If you are tempted to check this book out, I would highly recommend that you listen to the book in its audiobook format. At just over six and a half hours, this did not take me a long time to get through, but I was absolutely amazed at how much the audiobook format enhanced the story. This is mainly down to the fantastic sound effects that were scattered throughout the story. The producers of this book did a superb job inserting a range of zombie sound effects throughout the background of the book’s narration. This includes sounds such as screams, disturbing eating sounds, moans and other assorted sounds of horror, with the continued screams being particularly off-putting. None of these sounds overwhelm or totally distract from the narration, but I found hearing them when the narrator describes a horror scene really enhanced the tension and dread I experienced. I also thought that the disconnected, whispered and screamed echoes of the chapter names was a very nice touch and it really added to the overall atmosphere of the book. In addition to these horror based sound effects, there are quite a few classic Star Wars sound effects for the reader to enjoy and get nostalgic about, including some of the classic music from the movies.
Sean Kenin’s narration was also extremely well done, as the narrator was able to create a series of fun and distinctive voices. I thought that Kenin’s Han Solo was very convincing, and it sounded a lot like the movie version of the character. I also found that having this horror story narrated to me helped bring me into the centre of the action and really experience the horror and dread that was present there. The narration of the descriptions can be a bit disturbing at times, and I would recommend not eating during one or two scenes; trust me on that.
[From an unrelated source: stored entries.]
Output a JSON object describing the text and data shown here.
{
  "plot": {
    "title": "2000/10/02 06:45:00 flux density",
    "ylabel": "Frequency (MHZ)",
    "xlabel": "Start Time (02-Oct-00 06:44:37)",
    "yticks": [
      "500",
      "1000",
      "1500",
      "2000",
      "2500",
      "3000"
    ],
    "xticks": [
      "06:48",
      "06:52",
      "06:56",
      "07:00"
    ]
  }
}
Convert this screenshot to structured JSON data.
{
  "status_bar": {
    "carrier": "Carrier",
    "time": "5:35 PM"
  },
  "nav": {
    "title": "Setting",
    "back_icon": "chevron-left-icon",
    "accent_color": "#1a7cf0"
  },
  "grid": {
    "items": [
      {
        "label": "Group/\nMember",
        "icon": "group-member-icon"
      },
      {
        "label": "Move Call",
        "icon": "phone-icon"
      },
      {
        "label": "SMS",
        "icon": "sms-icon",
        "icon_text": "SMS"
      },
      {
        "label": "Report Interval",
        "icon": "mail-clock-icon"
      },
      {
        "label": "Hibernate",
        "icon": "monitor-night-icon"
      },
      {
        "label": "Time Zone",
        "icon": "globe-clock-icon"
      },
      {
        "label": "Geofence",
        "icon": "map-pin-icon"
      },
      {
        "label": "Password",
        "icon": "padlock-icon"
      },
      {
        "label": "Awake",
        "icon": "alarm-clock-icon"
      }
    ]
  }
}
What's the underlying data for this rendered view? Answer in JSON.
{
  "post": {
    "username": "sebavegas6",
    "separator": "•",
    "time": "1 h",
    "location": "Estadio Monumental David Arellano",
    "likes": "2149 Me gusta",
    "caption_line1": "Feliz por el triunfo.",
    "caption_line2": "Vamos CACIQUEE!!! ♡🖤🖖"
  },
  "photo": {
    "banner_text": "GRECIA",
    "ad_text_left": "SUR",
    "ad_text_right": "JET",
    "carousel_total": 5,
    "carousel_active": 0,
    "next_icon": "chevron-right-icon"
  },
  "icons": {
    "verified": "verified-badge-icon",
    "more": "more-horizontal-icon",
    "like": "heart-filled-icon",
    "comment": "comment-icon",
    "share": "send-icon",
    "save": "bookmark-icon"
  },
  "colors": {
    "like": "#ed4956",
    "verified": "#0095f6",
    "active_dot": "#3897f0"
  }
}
As a result, I would highly recommend that people wanting to check out Death Troopers should definitely use the audiobook version of it, as in my opinion it does an amazing job enhancing this already fun story.
I am happy to say that I was not disappointed by this entertaining combination of zombie literature and the iconic Star Wars universe. This was a pretty dark story, which also includes some familiar elements from a franchise that I truly love. Because of this I had an outstanding time reading Death Troopers and felt that it was a great example of both a zombie novel and a piece of Star Wars fiction. In my mind the book itself is four stars out of five, but I had so much fun with its audiobook format that I am raising it up to four and a quarter stars. An overall fantastic and unique read, Death Troopers is really worth checking out for fans of either zombies or Star Wars and is perfect for those who love both. I am very curious to check out Schreiber’s other Star Wars books in the future, as both of them sound like a lot of fun.